Ohlendieck K, Ervasti J M, Snook J B, Campbell K P
Howard Hughes Medical Institute, University of Iowa College of Medicine, Iowa City 52242.
J Cell Biol. 1991 Jan;112(1):135-48. doi: 10.1083/jcb.112.1.135.

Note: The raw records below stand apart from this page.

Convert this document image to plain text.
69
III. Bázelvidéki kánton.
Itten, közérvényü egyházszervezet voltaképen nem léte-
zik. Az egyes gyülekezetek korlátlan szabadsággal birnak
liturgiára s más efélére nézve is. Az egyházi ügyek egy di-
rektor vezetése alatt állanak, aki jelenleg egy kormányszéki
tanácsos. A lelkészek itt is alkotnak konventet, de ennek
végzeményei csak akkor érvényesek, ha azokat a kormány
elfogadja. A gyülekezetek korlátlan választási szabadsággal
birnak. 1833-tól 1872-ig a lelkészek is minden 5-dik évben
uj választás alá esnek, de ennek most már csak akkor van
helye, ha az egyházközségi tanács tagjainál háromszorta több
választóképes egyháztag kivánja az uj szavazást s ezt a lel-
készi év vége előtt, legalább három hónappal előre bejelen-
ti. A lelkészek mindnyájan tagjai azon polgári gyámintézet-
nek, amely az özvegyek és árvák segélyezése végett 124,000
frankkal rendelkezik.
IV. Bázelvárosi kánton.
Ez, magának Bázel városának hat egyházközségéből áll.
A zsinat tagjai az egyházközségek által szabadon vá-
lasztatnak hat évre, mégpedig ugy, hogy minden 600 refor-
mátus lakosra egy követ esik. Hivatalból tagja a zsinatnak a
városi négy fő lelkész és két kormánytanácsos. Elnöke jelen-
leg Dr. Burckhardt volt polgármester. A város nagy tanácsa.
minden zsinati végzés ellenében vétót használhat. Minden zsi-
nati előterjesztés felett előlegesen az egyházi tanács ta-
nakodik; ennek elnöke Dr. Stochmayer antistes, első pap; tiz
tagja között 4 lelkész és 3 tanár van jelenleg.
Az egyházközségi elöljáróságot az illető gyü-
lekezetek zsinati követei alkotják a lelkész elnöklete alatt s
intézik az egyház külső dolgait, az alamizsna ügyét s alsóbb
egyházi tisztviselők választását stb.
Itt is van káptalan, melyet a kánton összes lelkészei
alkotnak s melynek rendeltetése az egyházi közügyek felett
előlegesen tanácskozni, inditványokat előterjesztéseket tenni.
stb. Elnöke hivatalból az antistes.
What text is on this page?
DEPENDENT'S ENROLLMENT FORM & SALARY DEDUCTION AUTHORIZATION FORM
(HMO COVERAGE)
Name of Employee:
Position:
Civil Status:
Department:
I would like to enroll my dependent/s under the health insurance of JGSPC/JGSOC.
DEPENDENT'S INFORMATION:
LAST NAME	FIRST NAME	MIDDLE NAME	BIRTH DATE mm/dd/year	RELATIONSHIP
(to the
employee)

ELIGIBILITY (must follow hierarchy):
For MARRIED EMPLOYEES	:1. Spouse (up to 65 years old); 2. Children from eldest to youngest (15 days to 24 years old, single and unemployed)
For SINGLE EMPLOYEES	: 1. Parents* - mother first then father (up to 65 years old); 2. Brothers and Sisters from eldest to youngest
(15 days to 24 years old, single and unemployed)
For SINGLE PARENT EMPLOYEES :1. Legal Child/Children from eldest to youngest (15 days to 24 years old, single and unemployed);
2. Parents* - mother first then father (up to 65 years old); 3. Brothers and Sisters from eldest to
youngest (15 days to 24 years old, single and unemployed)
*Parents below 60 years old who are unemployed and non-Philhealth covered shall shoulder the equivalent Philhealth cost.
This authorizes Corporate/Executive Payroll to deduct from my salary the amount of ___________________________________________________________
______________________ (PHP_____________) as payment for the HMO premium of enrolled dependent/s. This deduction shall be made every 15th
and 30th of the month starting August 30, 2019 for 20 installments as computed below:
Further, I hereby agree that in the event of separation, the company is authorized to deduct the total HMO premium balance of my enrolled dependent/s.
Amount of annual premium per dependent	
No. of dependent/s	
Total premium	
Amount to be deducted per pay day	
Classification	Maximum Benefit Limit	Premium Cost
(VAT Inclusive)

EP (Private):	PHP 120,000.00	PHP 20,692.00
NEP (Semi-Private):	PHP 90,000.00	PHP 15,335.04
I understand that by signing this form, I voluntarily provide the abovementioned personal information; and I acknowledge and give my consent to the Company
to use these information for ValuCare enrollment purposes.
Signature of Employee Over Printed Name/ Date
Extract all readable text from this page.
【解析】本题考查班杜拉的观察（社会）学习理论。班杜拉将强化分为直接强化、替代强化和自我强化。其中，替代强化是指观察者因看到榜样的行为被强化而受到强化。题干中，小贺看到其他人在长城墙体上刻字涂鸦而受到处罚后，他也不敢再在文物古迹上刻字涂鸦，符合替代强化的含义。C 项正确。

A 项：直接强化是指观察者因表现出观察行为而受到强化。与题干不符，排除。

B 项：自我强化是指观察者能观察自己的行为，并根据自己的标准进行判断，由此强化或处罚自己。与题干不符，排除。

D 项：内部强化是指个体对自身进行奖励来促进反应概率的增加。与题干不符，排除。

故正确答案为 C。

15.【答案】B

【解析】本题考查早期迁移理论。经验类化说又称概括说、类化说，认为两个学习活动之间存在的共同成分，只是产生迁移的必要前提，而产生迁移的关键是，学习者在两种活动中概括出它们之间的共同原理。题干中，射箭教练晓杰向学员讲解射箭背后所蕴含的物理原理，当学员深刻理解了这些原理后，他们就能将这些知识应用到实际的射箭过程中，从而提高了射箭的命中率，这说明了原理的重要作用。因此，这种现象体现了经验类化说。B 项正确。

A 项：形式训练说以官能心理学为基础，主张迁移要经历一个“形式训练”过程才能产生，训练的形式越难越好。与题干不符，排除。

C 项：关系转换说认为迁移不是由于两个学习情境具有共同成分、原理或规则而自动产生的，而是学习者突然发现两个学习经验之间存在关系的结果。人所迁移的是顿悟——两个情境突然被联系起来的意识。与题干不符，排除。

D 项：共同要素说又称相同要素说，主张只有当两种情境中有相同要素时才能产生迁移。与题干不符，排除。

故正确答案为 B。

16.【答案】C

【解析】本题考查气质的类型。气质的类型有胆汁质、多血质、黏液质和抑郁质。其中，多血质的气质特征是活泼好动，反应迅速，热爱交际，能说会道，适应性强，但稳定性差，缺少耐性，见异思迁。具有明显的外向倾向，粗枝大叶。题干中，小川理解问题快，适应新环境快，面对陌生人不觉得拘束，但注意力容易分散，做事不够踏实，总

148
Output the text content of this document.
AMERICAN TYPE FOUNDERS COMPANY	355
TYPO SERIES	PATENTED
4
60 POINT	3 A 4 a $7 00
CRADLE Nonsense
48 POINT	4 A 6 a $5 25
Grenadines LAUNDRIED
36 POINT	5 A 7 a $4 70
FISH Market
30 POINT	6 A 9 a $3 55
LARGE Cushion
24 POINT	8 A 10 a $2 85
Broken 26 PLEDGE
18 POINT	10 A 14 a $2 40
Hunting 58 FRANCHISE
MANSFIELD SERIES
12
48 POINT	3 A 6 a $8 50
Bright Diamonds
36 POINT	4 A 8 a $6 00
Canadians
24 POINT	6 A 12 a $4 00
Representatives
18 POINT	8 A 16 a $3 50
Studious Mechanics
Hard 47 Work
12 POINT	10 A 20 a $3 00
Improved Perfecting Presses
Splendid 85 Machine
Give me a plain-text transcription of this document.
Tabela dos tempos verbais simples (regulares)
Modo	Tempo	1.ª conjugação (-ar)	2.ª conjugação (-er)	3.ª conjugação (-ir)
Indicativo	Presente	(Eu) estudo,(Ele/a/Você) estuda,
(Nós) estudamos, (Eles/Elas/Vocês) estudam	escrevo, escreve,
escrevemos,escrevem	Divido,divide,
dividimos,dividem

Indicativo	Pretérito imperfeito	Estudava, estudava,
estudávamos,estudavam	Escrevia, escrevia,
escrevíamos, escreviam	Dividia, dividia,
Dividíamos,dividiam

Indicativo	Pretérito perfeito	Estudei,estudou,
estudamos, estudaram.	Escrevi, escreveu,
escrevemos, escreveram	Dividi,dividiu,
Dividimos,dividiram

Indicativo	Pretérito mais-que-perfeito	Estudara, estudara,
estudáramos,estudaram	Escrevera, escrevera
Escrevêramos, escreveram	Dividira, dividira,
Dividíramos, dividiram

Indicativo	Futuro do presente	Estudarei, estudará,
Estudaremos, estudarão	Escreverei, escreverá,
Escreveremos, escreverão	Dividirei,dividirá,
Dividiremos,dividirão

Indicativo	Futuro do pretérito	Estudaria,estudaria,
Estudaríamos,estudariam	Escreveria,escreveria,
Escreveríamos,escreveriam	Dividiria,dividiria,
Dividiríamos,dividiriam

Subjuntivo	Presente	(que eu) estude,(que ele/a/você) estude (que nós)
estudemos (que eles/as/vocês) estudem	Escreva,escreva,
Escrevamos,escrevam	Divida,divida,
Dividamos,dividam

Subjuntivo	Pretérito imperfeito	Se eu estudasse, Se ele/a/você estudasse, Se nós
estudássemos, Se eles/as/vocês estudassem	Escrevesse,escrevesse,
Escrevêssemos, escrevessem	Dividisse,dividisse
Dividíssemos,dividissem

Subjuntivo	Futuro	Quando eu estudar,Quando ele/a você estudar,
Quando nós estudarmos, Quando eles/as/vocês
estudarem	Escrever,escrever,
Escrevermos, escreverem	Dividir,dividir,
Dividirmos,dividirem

mAbs specific for protein components of the surface membrane of rabbit skeletal muscle have been used as markers in the isolation and characterization of skeletal muscle sarcolemma membranes. Highly purified sarcolemma membranes from rabbit skeletal muscle were isolated from a crude surface membrane preparation by wheat germ agglutination. Immunoblot analysis of subcellular fractions from skeletal muscle revealed that dystrophin and its associated glycoproteins of 156 and 50 kD are greatly enriched in purified sarcolemma vesicles. The purified sarcolemma was also enriched in novel sarcolemma markers (SL45, SL/TS230) and Na+/K(+)-ATPase, whereas t-tubule markers (alpha 1 and alpha 2 subunits of dihydropyridine receptor, TS28) and sarcoplasmic reticulum markers (Ca2(+)-ATPase, ryanodine receptor) were greatly diminished in this preparation. Analysis of isolated sarcolemma by SDS-PAGE and densitometric scanning demonstrated that dystrophin made up 2% of the total protein in the rabbit sarcolemma preparation. Therefore, our results demonstrate that although dystrophin is a minor muscle protein it is a major constituent of the sarcolemma membrane in skeletal muscle. Thus the absence of dystrophin in Duchenne muscular dystrophy may result in a major disruption of the cytoskeletal network underlying the sarcolemma in dystrophic muscle.
针对兔骨骼肌表面膜蛋白成分的单克隆抗体已被用作分离和鉴定骨骼肌肌膜的标志物。通过麦胚凝集从粗制表面膜制剂中分离出高度纯化的兔骨骼肌肌膜。对骨骼肌亚细胞组分的免疫印迹分析表明,肌营养不良蛋白及其156和50kD的相关糖蛋白在纯化的肌膜小泡中大量富集。纯化的肌膜还富含新型肌膜标志物(SL45、SL/TS230)和Na+/K(+)-ATP酶,而横管标志物(二氢吡啶受体的α1和α2亚基,TS28)和肌浆网标志物(Ca2(+)-ATP酶、兰尼碱受体)在该制剂中大量减少。通过SDS-PAGE和光密度扫描对分离的肌膜进行分析表明,肌营养不良蛋白占兔肌膜制剂总蛋白的2%。因此,我们的结果表明,尽管肌营养不良蛋白是一种次要的肌肉蛋白,但它是骨骼肌肌膜的主要成分。因此,杜兴氏肌营养不良症中肌营养不良蛋白的缺失可能导致营养不良肌肉中肌膜下细胞骨架网络的重大破坏。